Из всех свидетелей Горбунов стоял к Островскому, несомненно, ближе других, и его свидетельству следует отдать предпочтение.
Прежде чем творчество Островского развилось на новом пути, к его волжским воспоминаниям прибавились другие, не столь сильные и глубокие, но имевшие свое значение в художественном развитии драматурга. Может быть, и мысль драматизировать самую живую эпоху русской истории была подсказана Островскому отчасти ближайшим знакомством с западноевропейской драматической литературой.
Знакомство это находится в связи с заграничным путешествием нашего писателя.
ГЛАВА XI. ПУТЕШЕСТВИЕ ОСТРОВСКОГО ЗА ГРАНИЦУ
Намерение порвать с театром
Главная цель, руководившая Островским в далекой поездке, заключалась в желании отдохнуть. Вряд ли он чувствовал особенный интерес к порядкам чужих краев и вряд ли мог питать намерение изучать западную жизнь и западных людей. Островский и его спутники – между ними находился Горбунов – запаслись записными книжками, в которые готовились вносить все наиболее выдающиеся впечатления и происшествия. В действительности впечатления оказались довольно незначительными, а происшествий сколько-нибудь замечательных не случилось – и записи Островского ничем не отличаются от дневника всякого обыкновенного русского странствователя по Европе, ищущего отдыха и освежения сил.

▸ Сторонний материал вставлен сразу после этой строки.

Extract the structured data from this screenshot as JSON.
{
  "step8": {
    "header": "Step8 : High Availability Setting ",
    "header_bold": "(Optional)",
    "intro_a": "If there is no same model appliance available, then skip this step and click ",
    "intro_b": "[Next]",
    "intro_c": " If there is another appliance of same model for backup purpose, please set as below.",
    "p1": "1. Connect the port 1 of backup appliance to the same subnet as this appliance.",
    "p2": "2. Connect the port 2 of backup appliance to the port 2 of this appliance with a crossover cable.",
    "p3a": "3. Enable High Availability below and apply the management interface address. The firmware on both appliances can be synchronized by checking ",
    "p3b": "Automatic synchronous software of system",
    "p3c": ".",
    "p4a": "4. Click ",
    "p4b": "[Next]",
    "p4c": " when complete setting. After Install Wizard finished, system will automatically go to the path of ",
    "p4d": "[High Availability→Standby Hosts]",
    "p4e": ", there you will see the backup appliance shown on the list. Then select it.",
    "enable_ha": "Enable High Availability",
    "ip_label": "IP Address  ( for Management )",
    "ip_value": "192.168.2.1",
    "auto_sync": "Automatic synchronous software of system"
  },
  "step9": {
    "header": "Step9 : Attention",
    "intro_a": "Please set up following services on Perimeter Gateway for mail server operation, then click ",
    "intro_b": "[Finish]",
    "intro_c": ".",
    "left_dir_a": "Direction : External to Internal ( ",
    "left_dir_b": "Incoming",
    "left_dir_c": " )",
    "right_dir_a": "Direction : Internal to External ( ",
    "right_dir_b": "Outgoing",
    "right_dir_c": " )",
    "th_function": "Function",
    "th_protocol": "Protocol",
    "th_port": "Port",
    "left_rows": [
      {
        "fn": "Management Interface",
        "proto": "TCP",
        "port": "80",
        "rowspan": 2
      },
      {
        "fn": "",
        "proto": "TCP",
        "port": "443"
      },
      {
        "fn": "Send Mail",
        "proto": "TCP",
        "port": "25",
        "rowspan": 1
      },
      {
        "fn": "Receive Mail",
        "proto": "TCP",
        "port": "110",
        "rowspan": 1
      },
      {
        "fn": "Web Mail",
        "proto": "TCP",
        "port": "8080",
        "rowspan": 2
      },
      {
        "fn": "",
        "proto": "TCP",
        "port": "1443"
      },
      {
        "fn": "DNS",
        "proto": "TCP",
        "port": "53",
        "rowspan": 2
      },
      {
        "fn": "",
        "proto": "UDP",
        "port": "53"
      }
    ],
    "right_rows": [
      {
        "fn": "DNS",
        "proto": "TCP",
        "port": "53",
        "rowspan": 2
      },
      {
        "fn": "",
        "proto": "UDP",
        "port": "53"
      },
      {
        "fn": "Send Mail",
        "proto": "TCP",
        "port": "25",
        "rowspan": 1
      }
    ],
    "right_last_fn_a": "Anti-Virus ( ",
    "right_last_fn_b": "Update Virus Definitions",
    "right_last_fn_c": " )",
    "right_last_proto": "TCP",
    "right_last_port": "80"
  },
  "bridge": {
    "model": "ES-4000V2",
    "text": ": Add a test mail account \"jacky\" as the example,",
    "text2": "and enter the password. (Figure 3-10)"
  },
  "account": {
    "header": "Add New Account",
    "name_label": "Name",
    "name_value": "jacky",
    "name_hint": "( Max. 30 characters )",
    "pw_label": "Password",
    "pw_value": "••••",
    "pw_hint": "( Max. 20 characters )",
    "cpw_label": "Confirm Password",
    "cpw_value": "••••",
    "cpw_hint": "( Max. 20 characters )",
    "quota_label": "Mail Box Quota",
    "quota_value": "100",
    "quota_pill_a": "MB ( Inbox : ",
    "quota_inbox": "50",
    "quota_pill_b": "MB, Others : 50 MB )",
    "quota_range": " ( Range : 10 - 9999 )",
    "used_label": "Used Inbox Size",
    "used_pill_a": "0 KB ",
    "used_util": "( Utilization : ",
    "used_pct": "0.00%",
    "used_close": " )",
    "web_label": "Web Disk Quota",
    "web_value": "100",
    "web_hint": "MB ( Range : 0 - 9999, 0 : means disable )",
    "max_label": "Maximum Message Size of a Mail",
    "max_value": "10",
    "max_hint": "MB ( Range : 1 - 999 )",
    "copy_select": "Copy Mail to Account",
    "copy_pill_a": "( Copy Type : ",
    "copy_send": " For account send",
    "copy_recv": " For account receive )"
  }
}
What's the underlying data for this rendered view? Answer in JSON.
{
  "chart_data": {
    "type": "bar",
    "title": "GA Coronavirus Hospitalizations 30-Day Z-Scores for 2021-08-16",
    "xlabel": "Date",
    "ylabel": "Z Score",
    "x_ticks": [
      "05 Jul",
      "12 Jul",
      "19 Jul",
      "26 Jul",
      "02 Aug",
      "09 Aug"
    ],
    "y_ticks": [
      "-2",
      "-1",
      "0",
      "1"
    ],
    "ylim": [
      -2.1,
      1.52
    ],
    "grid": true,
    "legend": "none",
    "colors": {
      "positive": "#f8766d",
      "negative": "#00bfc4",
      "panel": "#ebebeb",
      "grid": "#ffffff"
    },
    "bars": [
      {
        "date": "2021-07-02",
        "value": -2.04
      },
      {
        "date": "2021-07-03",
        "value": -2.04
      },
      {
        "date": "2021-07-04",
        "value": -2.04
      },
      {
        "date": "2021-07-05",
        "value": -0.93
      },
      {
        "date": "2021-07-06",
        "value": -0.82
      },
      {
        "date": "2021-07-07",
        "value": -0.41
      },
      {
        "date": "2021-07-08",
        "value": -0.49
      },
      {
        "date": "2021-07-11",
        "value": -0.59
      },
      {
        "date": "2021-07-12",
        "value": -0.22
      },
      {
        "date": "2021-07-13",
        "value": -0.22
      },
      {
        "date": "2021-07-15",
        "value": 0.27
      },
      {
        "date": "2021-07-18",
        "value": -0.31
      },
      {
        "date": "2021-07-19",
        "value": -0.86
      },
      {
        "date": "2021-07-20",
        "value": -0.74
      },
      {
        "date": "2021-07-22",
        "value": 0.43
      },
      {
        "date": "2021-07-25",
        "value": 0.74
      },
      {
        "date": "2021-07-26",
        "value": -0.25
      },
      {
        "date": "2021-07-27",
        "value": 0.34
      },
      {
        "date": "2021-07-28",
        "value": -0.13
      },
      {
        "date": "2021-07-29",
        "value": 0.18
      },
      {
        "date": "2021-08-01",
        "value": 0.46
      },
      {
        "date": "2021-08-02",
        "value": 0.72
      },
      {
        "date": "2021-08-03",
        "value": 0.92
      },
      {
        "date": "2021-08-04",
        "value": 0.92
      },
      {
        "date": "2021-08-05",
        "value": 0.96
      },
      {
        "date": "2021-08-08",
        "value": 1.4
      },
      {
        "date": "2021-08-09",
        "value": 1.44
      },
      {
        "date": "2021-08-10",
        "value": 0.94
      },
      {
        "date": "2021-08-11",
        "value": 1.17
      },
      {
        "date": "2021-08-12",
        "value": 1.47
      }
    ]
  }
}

Островский, разумеется, по своей художественной природе не мог оставаться равнодушным к чудесам итальянского искусства. Например, в Соборе Св. Петра у него два раза готовы были навернуться слезы. Но здесь же стоит рядом замечание: “Осмотрели собор мельком”. Величия Колизея, по словам Островского, “описать невозможно”, а “чудеса Ватикана” он описывать “не станет”. Это звучит не особенно горячо, и в этих заявлениях нельзя открыть сильных впечатлений, невольно льющихся из-под пера восхищенного созерцателя художественных красот.